Let me tell you how strong:
May 15, 2015 at about 7:00 pm, I had severe chest pain walking two blocks to my mailbox. It was bad pain, and was getting worse. I knew what it was even though this was my first. You can’t mistake it for heartburn, I’ll tell you that. I walk home, everything fully functional except my right shoulder and upper arm hurt bad. Not left arm, it can also be the right. This pain went on for almost an hour, during which time I took several aspirin, and the pain gradually went away.
Knowing exactly what I was dealing with, I still smoked a bunch more cigarettes that night, figuring if anything more happened, this might be my last chance. That night and the following day went without incident. I felt much better, and decided to forget about it.
The following night at about the same time, the pain came again. This time even worse. My girlfriend begged me to go to the ER. I refused. I took more aspirin. This time it didn’t help. I took a shower, and nearly passed out. I lay down on the bed, but the pain only got worse.

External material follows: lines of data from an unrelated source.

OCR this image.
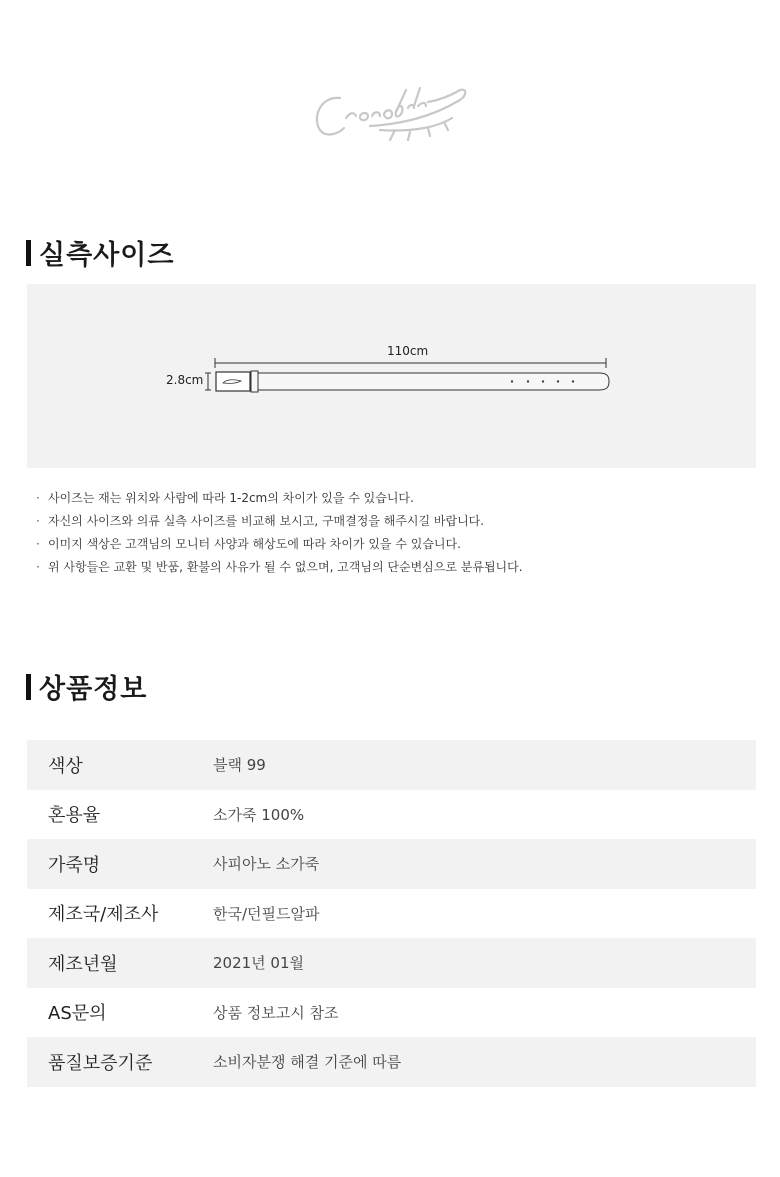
실측사이즈
110cm
2.8cm
· 사이즈는 재는 위치와 사람에 따라 1-2cm의 차이가 있을 수 있습니다.
· 자신의 사이즈와 의류 실측 사이즈를 비교해 보시고, 구매결정을 해주시길 바랍니다.
· 이미지 색상은 고객님의 모니터 사양과 해상도에 따라 차이가 있을 수 있습니다.
· 위 사항들은 교환 및 반품, 환불의 사유가 될 수 없으며, 고객님의 단순변심으로 분류됩니다.
상품정보
색상	블랙 99
혼용율	소가죽 100%
가죽명	사피아노 소가죽
제조국/제조사	한국/던필드알파
제조년월	2021년 01월
AS문의	상품 정보고시 참조
품질보증기준	소비자분쟁 해결 기준에 따름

Why was I not going to the ER? I had great insurance at the time, but didn’t want to deal with the hassle of the paperwork, and fighting them over the bills. That’s right. Great insurance that I was paying for, and yet I refused to go to the doctor for any reason.
I put up with that shit for two fucking hours, hoping it would go away again. Finally, I couldn’t take it anymore. I told the girlfriend, “You win. Let’s go.”

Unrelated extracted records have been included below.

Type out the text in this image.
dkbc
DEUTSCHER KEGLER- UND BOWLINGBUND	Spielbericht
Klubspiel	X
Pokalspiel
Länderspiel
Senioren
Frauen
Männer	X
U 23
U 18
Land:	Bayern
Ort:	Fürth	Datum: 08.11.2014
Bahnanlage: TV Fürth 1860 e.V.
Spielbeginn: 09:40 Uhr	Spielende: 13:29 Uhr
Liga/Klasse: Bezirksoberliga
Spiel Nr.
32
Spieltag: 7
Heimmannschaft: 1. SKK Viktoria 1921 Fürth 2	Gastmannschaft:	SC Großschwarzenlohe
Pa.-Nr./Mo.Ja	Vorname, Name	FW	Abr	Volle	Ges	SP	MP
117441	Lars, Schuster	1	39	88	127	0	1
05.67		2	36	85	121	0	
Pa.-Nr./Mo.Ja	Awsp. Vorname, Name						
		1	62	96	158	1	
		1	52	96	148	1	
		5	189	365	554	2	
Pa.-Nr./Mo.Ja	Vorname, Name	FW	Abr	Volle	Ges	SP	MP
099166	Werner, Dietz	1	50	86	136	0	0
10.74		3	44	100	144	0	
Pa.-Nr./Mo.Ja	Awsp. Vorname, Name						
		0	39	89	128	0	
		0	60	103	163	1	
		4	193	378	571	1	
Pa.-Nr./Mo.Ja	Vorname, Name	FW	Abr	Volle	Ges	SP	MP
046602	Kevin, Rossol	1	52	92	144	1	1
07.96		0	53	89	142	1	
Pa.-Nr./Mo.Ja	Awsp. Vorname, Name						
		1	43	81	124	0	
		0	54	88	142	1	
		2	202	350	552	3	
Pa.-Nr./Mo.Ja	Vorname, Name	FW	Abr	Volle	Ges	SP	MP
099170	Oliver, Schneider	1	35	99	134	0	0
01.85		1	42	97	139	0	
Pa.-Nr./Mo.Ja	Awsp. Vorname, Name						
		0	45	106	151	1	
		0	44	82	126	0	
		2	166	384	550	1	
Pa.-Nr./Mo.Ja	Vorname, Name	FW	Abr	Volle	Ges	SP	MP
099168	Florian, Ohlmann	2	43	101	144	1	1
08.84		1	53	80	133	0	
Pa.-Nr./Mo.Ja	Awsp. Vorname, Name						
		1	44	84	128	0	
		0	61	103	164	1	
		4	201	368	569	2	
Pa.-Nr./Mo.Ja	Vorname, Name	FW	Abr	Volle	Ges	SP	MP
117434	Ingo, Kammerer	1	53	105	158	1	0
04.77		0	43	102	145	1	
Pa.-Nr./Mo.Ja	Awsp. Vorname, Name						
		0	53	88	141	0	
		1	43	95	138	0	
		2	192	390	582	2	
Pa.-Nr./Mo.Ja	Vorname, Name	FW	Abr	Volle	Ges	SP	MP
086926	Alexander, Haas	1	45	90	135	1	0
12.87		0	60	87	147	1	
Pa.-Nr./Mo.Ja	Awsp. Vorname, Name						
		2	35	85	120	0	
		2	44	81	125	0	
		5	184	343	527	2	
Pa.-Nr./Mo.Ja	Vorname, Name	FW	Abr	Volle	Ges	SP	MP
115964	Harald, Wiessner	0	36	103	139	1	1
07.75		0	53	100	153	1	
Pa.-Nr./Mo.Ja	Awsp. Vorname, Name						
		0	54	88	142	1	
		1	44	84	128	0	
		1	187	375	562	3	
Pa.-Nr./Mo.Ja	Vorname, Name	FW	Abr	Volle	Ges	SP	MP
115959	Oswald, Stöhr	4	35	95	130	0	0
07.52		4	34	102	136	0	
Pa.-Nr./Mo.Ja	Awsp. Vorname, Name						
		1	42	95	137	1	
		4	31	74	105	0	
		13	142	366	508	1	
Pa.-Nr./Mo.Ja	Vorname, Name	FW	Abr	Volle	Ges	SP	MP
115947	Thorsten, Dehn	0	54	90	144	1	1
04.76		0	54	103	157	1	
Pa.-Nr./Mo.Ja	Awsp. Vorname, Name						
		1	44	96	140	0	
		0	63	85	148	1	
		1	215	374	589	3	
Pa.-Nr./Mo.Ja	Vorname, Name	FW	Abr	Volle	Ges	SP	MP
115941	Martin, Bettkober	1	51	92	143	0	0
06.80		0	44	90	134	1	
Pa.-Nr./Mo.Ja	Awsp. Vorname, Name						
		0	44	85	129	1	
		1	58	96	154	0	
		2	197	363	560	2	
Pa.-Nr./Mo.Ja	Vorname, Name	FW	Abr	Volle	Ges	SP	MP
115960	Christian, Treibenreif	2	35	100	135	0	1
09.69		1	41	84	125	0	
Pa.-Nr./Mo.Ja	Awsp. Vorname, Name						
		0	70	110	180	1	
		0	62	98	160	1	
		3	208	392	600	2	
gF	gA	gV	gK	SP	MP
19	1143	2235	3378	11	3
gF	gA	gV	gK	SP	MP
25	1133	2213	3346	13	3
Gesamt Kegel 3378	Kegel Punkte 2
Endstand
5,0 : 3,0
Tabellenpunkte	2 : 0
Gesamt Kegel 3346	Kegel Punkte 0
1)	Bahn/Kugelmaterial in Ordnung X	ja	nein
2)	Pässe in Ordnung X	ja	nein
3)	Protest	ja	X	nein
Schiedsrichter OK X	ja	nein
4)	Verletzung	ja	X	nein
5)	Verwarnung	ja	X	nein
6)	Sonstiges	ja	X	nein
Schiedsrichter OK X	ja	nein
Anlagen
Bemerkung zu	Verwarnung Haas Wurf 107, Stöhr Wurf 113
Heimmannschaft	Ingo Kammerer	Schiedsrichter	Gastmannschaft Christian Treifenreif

She drove me at high speed to the ER with me clutching my chest, barely able to breathe. When we drove into the ER, I had my door open before she got the car stopped. I ran to the desk, told them I was certain I was having a heart attack, tossed them my wallet, they pushed me into a wheelchair, and shot me into a room and got me onto a table, stripped me naked, and hooked me up to machines. I was instantly surrounded by about 8 people, one of whom was the ER doc, who began firing off questions at me as fast as he could. One of which was, “Do you smoke?” And hell, I was by then so scared, I could not lie.
I remember waving at my girlfriend, who was watching all of this from the doorway with tears in her eyes.
I remember one of the techs saying she must have the machine hooked up wrong; she wasn’t getting any reading. The doc told her, “No, it’s hooked up right.”
A nurse said, “He’s perspiring profusely.”
The doc said, “Give him some nitro.” I remember the little pill going under my tongue. Then I suddenly got extremely dizzy, and everything went black.
My girlfriend was there for the first shock. She said my body lifted off the table, and black stuff was foaming out of my mouth (the nitro I think). Finally someone noticed her and took her away. The doc told her later that they had to shock me several times to get me back, and that I was “dead for about 3 minutes”, whatever that means.
All of that happened within about 2 minutes of me arriving at the hospital. Any later, and…Well, I really shouldn’t even be here. My main artery had completely blocked. “The mother of all widow-makers” he called it. They shoved two large stents in there to keep it open. They are still in there.
I quit smoking that day.
Two months later, I had quintuple bypass surgery. That really sucked. They do a ton of them every single day at that hospital, that’s how common it is. It’s an assembly line. My surgery took 6 hours, and they cut open my breast-bone and stopped my heart to do the surgery. Knowing that ahead of time scared the crap out of me, but I made it. But I never want to wake up in that kind of pain again, with a big tube down my throat to my lungs, and chest drainage tubes coming out of my abdomen. Also, I could barely breathe because my chest hurt too much. I never wanted to see another cigarette again.
! remained smoke-free for 4 weeks after I got home from surgery.
Then my girlfriend and I got into a fight, and the stress was too great. I picked up a pack. And here I am, two years later, STILL fucking smoking. That’s how addictive this shit is.